Je ne crois pas que c’est à Jean Charest que je demanderais conseil pour que mon parti gagne en popularité au Québec, comme Stephen Harper l’a fait récemment! Le premier ministre du Québec traîne comme un boulet un taux d’insatisfaction autour de 75 %...
M. Harper a aussi fait une offensive en amenant 19 ministres dans un village de la circonscription rurale de Lotbinière, à l’occasion de la fête de la Saint-Jean, qu’il vient toujours souligner au Québec, en région, le temps de quelques prises de vue sympathiques.
Les deux démarches révèlent que M. Harper n’a pas retrouvé des repères au Québec depuis la vague orange du 2 mai 2011 qui lui a coûté la moitié de sa députation, dont trois ministres. Le nouveau chef de l’opposition néo-démocrate, Thomas Mulcair, marque même des points.
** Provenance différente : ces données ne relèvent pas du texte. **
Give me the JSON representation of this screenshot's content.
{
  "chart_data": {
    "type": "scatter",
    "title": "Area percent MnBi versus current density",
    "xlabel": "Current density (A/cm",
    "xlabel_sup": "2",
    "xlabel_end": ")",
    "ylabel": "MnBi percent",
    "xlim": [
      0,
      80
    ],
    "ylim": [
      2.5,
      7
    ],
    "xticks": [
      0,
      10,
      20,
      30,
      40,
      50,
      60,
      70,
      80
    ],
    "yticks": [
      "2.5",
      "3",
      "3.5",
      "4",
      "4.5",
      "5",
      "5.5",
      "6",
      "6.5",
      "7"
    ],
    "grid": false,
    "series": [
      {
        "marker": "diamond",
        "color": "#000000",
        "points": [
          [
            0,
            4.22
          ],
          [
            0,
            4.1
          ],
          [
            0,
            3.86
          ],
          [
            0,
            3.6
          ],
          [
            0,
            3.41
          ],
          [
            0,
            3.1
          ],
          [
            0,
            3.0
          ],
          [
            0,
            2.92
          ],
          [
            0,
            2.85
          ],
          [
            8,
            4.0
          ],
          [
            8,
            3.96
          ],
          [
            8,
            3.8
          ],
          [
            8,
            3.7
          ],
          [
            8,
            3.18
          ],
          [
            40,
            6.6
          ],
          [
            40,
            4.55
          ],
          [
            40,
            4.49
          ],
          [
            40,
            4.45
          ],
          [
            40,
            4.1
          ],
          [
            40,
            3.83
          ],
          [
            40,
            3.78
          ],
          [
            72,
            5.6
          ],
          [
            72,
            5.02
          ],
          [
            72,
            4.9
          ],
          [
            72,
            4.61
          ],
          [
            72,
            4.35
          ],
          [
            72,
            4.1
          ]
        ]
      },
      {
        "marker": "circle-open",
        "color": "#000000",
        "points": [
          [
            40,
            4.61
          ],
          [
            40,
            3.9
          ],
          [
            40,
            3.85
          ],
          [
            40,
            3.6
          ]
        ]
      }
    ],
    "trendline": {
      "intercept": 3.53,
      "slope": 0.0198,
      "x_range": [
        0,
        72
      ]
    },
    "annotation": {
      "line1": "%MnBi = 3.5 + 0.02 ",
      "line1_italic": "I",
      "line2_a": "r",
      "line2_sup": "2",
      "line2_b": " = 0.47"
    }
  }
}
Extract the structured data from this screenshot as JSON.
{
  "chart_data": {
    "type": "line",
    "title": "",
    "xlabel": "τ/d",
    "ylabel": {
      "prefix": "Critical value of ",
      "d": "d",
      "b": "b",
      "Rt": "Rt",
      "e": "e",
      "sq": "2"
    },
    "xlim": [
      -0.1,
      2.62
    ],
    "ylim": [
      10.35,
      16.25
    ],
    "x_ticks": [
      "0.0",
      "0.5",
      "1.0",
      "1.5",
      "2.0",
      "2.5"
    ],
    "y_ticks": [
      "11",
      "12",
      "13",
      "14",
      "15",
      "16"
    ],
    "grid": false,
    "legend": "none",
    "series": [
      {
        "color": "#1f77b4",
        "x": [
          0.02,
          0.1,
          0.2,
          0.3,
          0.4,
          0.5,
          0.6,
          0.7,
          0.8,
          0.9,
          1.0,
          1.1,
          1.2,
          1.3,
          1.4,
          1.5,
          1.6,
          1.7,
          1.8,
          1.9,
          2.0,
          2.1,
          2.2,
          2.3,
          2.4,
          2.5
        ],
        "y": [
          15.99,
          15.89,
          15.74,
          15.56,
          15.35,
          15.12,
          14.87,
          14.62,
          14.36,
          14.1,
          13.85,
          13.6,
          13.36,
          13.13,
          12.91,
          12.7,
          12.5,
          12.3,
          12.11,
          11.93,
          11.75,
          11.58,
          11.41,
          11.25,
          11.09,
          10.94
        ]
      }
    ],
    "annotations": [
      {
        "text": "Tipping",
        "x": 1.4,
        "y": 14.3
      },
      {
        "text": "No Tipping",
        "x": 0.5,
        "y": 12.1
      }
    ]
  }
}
De plus, le gouvernement Charest a officiellement protesté contre certaines de ses politiques, comme la Loi sur les jeunes contrevenants, l’abolition du registre des armes à feu, une commission centrale des valeurs mobilières, l’abandon des objectifs de réduction des gaz à effet de serre, etc.
La perspective de l’élection d’un gouvernement du Parti québécois représente aussi une inconnue pour les conservateurs qui n’ont pas eu à composer avec un interlocuteur souverainiste à Québec. Brian Mulroney a eu Robert Bourassa pour complice, de 1985 à 1994, et Stephen Harper transige avec un ancien chef de son propre parti sur la scène fédérale en Jean Charest.
Mauvaises communications
Le premier handicap des conservateurs au Québec est leur incapacité de s’expliquer. Par exemple, les Québécois sont favorables dans une large majorité à un durcissement des peines d’emprisonnement pour les crimes les plus graves et à un resserrement des règles sur les libérations conditionnelles. La petite députation conservatrice et les sénateurs bleus n’ont pas réussi à rejoindre cette clientèle qui les appuyait. Ils ont été enterrés par le tollé de leaders d’opinion d’une gauche opposée mur à mur à tout ce que touche Stephen Harper, souvent appuyée par opportunisme électoral par les libéraux de Jean Charest.
Les conservateurs ont d’énormes faiblesses en pédagogie, mais les Québécois sentent, en plus, qu’ils ne sont pas à leur écoute depuis un an. Prenons un autre exemple. Le Québec inc. n’a plus sa Bourse depuis l’intégration de celle de Montréal à Toronto. Les petites entreprises qui lorgnaient vers un appel à du financement public ont été pénalisées, commence-t-on à réaliser. Une Autorité des marchés financiers bien québécoise, qui connaît les entreprises d’ici et leurs dirigeants, est vue comme une police d’assurance par la portion de la population concernée. Celle-ci demeure aussi un reflet de notre nationalisme économique. L’insensibilité du gouvernement Harper à ces dimensions l’a coupé d’un autre segment de clientèle, en tentant d’imposer une Autorité unique pour tout le Canada. Il a fallu que la Cour suprême le rappelle à l’ordre sur le respect des responsabilités dévolues aux provinces par la constitution.
Le gouvernement est le gouvernement de tous les Canadiens. Pas seulement de ceux qui ont voté pour lui et avec qui il est en osmose. Il a une obligation de rejoindre et de comprendre les populations des régions qui se reconnaissent moins dans le parti politique dont il est issu.
Ce devoir d’écoute et de compréhension des Québécois n’a pas été rempli au cours de la dernière année par le gouvernement Harper. C’est du moins la perception qui s’est solidement installée.